Réapprendre à marcher sur trois pattes
Les premiers pas n’ont pas été faciles.
Je ne pouvais plus bouger comme avant.
Mon corps devait trouver un nouvel équilibre.
Je posais mes pattes.
Je déplaçais doucement mon poids.
Je m’arrêtais.
Puis j’essayais encore.
Chaque mouvement demandait de la concentration.
Mais chaque petite réussite me donnait davantage confiance.
Un pas.
Puis deux.
Puis quelques pas de plus.
Ce qui aurait semblé insignifiant à quelqu’un d’autre représentait pour moi une immense victoire.
Je n’avais plus besoin de courir.
Pas encore.
Je voulais simplement tenir debout.
Avancer.
Découvrir que mon corps pouvait encore me porter.
Et petit à petit, j’ai compris quelque chose.
Perdre une patte ne signifiait pas perdre ma vie.
Je pouvais encore me déplacer.
Je pouvais encore explorer.
Je pouvais encore manger.
Dormir.
Jouer.
Et surtout…
Je pouvais encore aimer.
La boue et le froid avaient laissé place à une couverture propre.
À un endroit chaud où me reposer.
À des voix douces.
À des humains qui prenaient soin de moi.
Chaque soir, lorsque je m’endormais, je n’entendais plus les voitures passer au bord de la route.
Je n’étais plus sous ce vieux parapluie.
J’étais à l’abri.
Et cela me suffisait déjà pour commencer à croire en demain.
Puis quelque chose a changé dans mon cœur
Au début, j’avais peur de presque tout.
Un bruit soudain.
Une main qui s’approchait.
Une présence inconnue.
Je me souvenais encore de cette nuit.
De la pluie.
De la boue.
De cette sensation d’être incapable de fuir.
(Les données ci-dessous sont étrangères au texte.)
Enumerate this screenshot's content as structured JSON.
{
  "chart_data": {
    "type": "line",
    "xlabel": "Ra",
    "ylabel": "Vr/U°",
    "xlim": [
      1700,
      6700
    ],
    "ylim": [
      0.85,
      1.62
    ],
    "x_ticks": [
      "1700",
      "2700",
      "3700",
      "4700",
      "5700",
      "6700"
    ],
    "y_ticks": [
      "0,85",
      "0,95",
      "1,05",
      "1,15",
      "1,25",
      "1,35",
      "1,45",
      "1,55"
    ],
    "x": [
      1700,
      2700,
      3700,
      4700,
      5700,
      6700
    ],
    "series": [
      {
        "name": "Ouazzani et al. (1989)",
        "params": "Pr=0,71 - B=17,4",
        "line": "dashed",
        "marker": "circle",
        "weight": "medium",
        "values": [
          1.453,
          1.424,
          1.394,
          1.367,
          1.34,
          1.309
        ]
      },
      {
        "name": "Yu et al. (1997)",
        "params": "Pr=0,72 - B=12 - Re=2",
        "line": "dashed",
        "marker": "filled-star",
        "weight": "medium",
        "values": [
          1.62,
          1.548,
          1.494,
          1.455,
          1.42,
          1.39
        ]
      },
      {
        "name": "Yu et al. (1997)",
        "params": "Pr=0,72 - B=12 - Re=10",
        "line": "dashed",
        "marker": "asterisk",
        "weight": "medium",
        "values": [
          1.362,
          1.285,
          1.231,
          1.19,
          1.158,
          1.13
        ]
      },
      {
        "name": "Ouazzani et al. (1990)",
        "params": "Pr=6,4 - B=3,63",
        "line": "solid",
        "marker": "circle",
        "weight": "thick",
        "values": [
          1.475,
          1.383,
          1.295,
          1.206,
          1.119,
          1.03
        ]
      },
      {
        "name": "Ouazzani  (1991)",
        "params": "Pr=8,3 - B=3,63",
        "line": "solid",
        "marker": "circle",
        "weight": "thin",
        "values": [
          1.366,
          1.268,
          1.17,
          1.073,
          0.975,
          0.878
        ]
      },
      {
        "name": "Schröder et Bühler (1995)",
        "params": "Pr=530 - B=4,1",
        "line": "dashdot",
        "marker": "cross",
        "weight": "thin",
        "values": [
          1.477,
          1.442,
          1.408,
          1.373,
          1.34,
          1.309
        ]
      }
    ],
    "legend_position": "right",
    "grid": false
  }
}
Alors je restais prudente.
Mais les jours passaient.
Et personne ne me faisait de mal.
Au contraire.
On me nourrissait.
On me soignait.
On me laissait du temps.
On respectait mon rythme.
Peu à peu, ma peur a commencé à reculer.
Un jour, j’ai observé les autres chats.
Ils se déplaçaient tranquillement autour de moi.
Personne ne me regardait comme si j’étais différente.
Personne ne semblait penser qu’une chatte avec trois pattes était moins importante qu’une autre.
Alors j’ai commencé à m’approcher.
Très doucement.
Une première fois.
Puis davantage.
Et quelque chose d’incroyable s’est produit.
Je me suis sentie bien.
Je suis devenue plus curieuse.
Plus confiante.
Plus paisible.
La chatte terrorisée qui voulait s’enfuir à tout prix était encore quelque part en moi.
Mais elle n’était plus seule.
Elle avait découvert un endroit où elle pouvait enfin baisser la garde.
Et, pour la première fois depuis longtemps, je pouvais regarder autour de moi sans chercher immédiatement une issue.